Factors 3 and 4 correspond to the classic contamination and checking dimensions of the Maudsley Obsessional Compulsive Inventory
(40) and, as in previous studies
(32), were the most frequent symptoms in our group. Finally, the sexual/religious obsessions dimension corresponds to the pure obsessions factor in Baer’s study
(20). These OCD symptoms are usually termed “pure obsessional disorder” when they appear in isolation
(32).
The rationale for a dimensional model of OCD, according to which certain symptom dimensions—that, in most cases, coexist in the same patient—are differentially related to demographic and clinical characteristics and treatment response, reflects the existing contemporary neurobiological models for the disorder
(22). It has been hypothesized that the heterogeneous phenomenology of OCD could be mediated by neuroanatomically different structures
(41). The striatum has a well-described topographic organization with respect to its afferent cortical connections and connections to other subcortical structures, as well as cytoarchitecture and neurotransmitters
(42). According to the model, the symptoms of OCD would parallel the topography of dysfunction within the corticostriatal network. The extent and location of the dysfunction would determine the heterogeneous clinical picture of OCD. This would explain, for example, why different symptoms can occur either alone or in combination with others in any given patient, the relationship between certain symptoms and comorbid diagnoses, and the differential treatment response. The model still has to explain why the clinical manifestations of OCD change over time, as suggested by Rettew et al.
(43) in the only published study directly addressing this issue. These authors followed up 79 children and adolescents with OCD over 2 to 7 years and found that none maintained the same constellation of symptoms from initial assessment to follow-up. Analogous data have yet to be published for adults with OCD.

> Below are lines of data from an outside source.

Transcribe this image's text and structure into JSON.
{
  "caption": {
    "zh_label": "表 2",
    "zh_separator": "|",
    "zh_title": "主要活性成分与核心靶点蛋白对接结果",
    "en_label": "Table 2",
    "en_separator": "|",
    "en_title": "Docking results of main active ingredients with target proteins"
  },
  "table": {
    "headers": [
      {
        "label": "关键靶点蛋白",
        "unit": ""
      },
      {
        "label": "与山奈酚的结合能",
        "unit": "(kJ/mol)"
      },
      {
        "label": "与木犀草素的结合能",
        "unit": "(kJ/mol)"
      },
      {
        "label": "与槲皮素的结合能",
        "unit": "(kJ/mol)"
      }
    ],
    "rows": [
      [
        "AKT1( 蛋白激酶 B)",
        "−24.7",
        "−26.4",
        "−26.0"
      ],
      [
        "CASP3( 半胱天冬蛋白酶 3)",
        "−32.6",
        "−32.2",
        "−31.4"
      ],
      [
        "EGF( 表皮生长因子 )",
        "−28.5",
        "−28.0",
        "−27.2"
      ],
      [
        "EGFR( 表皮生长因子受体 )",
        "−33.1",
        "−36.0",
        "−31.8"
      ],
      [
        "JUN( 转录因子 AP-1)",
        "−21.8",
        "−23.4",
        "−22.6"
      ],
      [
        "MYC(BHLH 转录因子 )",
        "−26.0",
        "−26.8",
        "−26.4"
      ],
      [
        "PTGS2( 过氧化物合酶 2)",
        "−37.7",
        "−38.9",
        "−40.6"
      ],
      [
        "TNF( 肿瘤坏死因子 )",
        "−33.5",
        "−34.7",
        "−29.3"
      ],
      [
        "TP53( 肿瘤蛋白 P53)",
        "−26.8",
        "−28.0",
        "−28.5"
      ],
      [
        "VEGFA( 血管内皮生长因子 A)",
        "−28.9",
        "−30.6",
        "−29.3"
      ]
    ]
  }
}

Possible limitations of the present study need to be considered. The retrospective acquisition of information from case records is not ideal, but histories were comprehensive and followed a semistructured format. Additional prospective research on outcome predictors is required both for behavior and drug therapies. We pooled data from different SSRIs. It may be premature to conclude that differences in outcome are attributable to symptom dimensions when there has been no control for which SSRI was given to which patient. Nonetheless, power was inadequate to analyze each drug separately. Another direction for future study will be to develop a self-rated version of the symptom checklist in order to use it as a standardized instrument in OCD research. Further research on genetics, neuroimaging, and neuropsychology is warranted to confirm the differential involvement of distinct neural elements with the identified symptom dimensions. It is possible that OCD may constitute a label that researchers and clinicians use to name multiple disorders with multiple etiologies, rather than a homogeneous disease. The factor-analytic approach used in the present study and in others has identified meaningful symptom dimensions to help guide future research.